Querying

Reflect builds SQL from model metadata and typed field predicates. Values are bound as parameters.

Filters

auto active = reflect::where(&User::email).ends_with("@example.test");
auto older = reflect::where(&User::id).gt(100);
auto either = active || older;

Supported predicate helpers:

  • eq, ne
  • lt, lte, gt, gte
  • between
  • in, in_range
  • is_null, is_not_null
  • starts_with, ends_with, contains

eq(std::nullopt) emits IS NULL; ne(std::nullopt) emits IS NOT NULL.

Query Builder

auto query =
    reflect::query<User>(reflect::where(&User::email).contains("example"))
        .order_by(&User::name)
        .take(25)
        .skip(50);

auto users = db.find_many<User>(query);

CRUD

db.insert<User>(user);
db.create<User>(user);
db.insert_many<User>(users);
db.create_many<User>(users);
db.find<User>(id);
db.find_unique<User>(id);
db.find_one<User>(reflect::where(&User::email).eq("ada@example.test"));
db.update<User>(user);
db.update_many<User>(patch, reflect::where(&User::email).contains("test"));
db.delete_many<User>(reflect::where(&User::email).contains("test"));
db.count<User>();
db.exists<User>(reflect::where(&User::email).eq("ada@example.test"));

create is an alias for insert; create_many is an alias for insert_many; find_unique is an alias for primary-key find.

Inserts And Generated Columns

Columns marked as generated on insert are omitted from generated INSERT statements:

  • auto_increment
  • created_at
  • updated_at

When a model has only generated insert columns, Reflect emits DEFAULT VALUES.

Updates

update(model) updates by primary key and writes every non-primary-key mutable column. If a field is marked updated_at, Reflect writes the SQL current-time expression instead of binding the C++ field value.

update_many(patch, filter) currently uses a full model instance as the patch. It is not a sparse update object yet, so default-initialized patch fields can be written. Use it carefully.

Deletes

remove(filter) and delete_many(filter) require a non-empty filter. Use delete_all() when you intentionally want a full-table delete.

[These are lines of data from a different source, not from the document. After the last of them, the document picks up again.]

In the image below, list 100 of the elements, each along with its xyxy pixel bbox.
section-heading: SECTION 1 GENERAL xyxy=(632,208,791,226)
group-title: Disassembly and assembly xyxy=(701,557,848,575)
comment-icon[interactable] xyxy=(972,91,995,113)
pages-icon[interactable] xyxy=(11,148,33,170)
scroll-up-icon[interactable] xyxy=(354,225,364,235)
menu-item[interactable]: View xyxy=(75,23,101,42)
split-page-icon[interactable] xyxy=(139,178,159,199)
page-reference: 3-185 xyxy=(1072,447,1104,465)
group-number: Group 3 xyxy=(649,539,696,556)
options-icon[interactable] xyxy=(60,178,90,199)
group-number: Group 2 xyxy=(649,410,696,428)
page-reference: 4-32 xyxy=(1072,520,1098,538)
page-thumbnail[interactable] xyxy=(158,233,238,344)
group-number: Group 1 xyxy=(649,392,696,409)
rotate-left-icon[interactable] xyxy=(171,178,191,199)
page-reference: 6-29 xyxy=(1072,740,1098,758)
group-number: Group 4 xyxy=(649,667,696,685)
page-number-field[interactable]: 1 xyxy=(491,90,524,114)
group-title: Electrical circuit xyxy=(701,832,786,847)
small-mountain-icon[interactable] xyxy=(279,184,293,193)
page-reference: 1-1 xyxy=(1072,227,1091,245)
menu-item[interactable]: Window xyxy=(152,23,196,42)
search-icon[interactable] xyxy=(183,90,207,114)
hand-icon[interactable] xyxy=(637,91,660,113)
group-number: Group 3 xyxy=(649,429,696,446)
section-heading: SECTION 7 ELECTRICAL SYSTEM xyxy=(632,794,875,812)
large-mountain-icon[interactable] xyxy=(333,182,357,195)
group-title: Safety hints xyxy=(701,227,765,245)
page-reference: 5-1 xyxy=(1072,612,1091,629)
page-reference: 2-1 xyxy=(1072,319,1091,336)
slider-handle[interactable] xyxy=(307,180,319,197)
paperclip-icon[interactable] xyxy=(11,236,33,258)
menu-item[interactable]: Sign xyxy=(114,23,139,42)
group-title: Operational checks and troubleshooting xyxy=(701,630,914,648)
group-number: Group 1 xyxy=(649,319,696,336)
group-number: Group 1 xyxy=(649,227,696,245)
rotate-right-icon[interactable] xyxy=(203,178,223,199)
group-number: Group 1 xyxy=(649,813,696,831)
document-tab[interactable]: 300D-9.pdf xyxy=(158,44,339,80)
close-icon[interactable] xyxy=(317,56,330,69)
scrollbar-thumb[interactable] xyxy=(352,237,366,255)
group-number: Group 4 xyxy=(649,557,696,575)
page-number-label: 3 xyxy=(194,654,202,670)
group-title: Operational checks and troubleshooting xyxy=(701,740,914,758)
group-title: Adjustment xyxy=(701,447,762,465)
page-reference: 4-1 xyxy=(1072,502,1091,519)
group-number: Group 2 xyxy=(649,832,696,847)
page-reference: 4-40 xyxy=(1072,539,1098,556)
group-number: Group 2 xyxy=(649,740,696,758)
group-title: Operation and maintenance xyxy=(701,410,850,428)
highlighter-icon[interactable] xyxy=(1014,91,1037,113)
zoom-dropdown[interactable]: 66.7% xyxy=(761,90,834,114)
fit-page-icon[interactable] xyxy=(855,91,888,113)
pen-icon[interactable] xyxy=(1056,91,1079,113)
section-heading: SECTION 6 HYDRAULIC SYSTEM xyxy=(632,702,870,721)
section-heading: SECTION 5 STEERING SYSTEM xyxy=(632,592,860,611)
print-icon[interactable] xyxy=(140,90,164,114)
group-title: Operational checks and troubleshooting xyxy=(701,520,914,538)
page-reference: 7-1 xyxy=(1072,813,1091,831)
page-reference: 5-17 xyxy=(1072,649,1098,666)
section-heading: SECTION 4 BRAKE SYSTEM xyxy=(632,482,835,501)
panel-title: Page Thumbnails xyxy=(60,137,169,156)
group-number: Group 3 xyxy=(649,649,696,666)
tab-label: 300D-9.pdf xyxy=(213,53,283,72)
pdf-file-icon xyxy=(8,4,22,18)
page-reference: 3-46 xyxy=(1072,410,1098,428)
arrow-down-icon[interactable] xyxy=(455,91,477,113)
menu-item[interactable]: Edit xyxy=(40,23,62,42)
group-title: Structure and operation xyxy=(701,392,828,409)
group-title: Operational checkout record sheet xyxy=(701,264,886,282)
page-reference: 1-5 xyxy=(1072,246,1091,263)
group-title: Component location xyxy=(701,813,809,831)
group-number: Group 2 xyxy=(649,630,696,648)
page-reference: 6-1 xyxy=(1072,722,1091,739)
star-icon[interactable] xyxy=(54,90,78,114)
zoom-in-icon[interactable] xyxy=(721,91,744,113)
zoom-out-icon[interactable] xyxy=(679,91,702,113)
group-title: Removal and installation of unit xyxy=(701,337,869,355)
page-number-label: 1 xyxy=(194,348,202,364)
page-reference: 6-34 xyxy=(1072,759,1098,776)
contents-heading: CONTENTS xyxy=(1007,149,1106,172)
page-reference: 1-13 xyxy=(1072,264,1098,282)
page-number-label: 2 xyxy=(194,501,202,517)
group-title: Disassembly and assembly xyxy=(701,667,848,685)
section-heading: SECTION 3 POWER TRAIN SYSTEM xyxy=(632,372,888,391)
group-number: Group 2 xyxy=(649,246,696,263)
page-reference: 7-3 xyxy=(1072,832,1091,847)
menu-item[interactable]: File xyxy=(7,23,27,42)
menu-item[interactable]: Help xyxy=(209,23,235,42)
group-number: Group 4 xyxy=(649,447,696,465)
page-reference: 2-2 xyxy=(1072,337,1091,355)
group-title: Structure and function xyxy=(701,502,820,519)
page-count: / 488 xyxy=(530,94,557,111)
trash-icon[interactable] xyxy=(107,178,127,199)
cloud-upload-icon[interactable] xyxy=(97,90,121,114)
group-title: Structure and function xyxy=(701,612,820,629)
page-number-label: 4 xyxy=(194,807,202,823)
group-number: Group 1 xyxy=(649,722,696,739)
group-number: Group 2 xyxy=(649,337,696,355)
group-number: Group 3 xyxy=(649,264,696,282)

delete_many(query_options) currently uses only options.filter; ordering, limit, and offset are ignored for deletes.

Relations

auto posts = db.table<User>().has_many<Post>(user, &Post::user_id);
auto author = db.table<Post>().belongs_to<User>(post, &Post::user_id);

These helpers run separate queries. Join planning and eager loading are planned for a later V1 milestone.